Simplified reproducer (that should be added to TestCsv class):

def test_hanging_behavior(self):
    for i in range(16):
        #print("to_csv")
        pd.DataFrame([1, 2, 3, 4]).to_csv("initial-data.csv", index=False)
        #print("read_csv")
        df = pd.read_csv("initial-data.csv")
        #print("isnull, all, axis=1")
        df.index[df.isnull().all(axis=1)].values.tolist()
        #print("isnull, all, axis=0")
        df.columns[df.isnull().all(axis=0)].values.tolist()

Logs:

...\modin>pytest modin\pandas\test\test_io.py::TestCsv::test_hanging_behavior --verbose -s
=============================================== test session starts ===============================================
platform win32 -- Python 3.8.10, pytest-6.2.4, py-1.10.0, pluggy-0.13.1 -- ...\Miniconda3\envs\modin\python.exe
cachedir: .pytest_cache
benchmark: 3.4.1 (defaults: timer=time.perf_counter disable_gc=False min_rounds=5 min_time=0.000005 max_time=1.0 calibration_precision=10 warmup=False warmup_iterations=100000)
rootdir: ...\modin, configfile: setup.cfg
plugins: benchmark-3.4.1, cov-2.11.0, forked-1.3.0, xdist-2.3.0
collected 1 item

modin/pandas/test/test_io.py::TestCsv::test_just_test to_csv
read_csv
(pid=20528) Windows fatal exception: access violation
(pid=20528)
isnull, all, axis=1
isnull, all, axis=0
to_csv
read_csv
isnull, all, axis=1
(pid=15432) Windows fatal exception: access violation
(pid=15432)
isnull, all, axis=0
to_csv
read_csv
isnull, all, axis=1
(pid=23128) Windows fatal exception: access violation
(pid=23128)
isnull, all, axis=0
to_csv
read_csv
isnull, all, axis=1
(pid=3412) Windows fatal exception: access violation
(pid=3412)
isnull, all, axis=0
to_csv
read_csv
(pid=20984) Windows fatal exception: access violation
(pid=20984)
isnull, all, axis=1
isnull, all, axis=0
to_csv
read_csv
(pid=7096) Windows fatal exception: access violation
(pid=7096)
isnull, all, axis=1
isnull, all, axis=0
to_csv
read_csv
isnull, all, axis=1
(pid=23464) Windows fatal exception: access violation
(pid=23464)
isnull, all, axis=0
to_csv
read_csv
(pid=12504) Windows fatal exception: access violation
(pid=12504)
isnull, all, axis=1
isnull, all, axis=0
to_csv
read_csv
isnull, all, axis=1
(pid=11500) Windows fatal exception: access violation
(pid=11500) 
isnull, all, axis=0
to_csv
read_csv
(pid=19948) Windows fatal exception: access violation
(pid=19948)
isnull, all, axis=1
isnull, all, axis=0
to_csv
read_csv
isnull, all, axis=1
(pid=20848) Windows fatal exception: access violation
(pid=20848) 
isnull, all, axis=0
to_csv
2021-08-25 20:03:18,393 WARNING worker.py:1189 -- The actor or task with ID c6cf2fddfe5e7c90b398e5da6a4450ee63f746a18d1ec44e cannot be scheduled right now.
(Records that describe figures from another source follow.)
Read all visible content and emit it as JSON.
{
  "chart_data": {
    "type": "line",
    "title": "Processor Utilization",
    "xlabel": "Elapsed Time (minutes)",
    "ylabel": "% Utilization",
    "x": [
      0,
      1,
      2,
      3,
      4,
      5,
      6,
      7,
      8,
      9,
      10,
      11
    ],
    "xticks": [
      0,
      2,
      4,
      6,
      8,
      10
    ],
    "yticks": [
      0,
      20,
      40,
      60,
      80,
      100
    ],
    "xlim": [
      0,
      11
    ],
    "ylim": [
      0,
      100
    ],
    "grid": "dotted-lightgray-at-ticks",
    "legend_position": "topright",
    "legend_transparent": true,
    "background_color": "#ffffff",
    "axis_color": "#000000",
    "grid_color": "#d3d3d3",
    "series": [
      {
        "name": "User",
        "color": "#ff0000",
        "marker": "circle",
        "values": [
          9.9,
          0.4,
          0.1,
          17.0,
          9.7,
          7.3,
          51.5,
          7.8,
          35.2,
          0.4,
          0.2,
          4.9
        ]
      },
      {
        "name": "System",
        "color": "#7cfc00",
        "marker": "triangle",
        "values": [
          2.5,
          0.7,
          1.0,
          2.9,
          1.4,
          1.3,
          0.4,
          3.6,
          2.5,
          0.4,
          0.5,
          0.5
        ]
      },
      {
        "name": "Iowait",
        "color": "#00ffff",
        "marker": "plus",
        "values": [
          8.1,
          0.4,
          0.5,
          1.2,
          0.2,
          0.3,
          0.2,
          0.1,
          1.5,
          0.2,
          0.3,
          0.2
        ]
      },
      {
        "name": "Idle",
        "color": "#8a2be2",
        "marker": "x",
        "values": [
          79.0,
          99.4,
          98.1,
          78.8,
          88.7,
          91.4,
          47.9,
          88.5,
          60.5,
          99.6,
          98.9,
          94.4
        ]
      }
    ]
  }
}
It requires {CPU: 1.000000} for placement, but this node only has remaining 
{4.000000/4.000000 CPU, 13.969839 GiB/13.969839 GiB memory, 13.969839 GiB/13.969839 GiB object_store_memory, 1.000000/1.000000 node:10.147.230.30}
. In total there are 1 pending tasks and 0 pending actors on this node. This is likely due to all cluster resources 
being claimed by actors. To resolve the issue, consider creating fewer actors or increase the resources available to this Ray cluster. You can ignore this message if this Ray cluster is expected to auto-scale or if you specified a runtime_env for this task or actor because it takes time to install.

@rkooo567 did this clarify anything?

Finally the issue turned out to be Modin related. Ray hanged when I was trying to write a Modin DataFrame to disk while using Ray. It seems there was some kind of a deadlock, but I am still not sure.

For now I resolved it by using Pandas to write to disk, after which the issue was gone: https://github.com/mindsdb/dfsql/pull/19/files#diff-287da181ac34dcb8710924d3be04f46fac4c8b26c7de303766af97d571d1b969R26

Still, it’s wroth investigating why that was happening.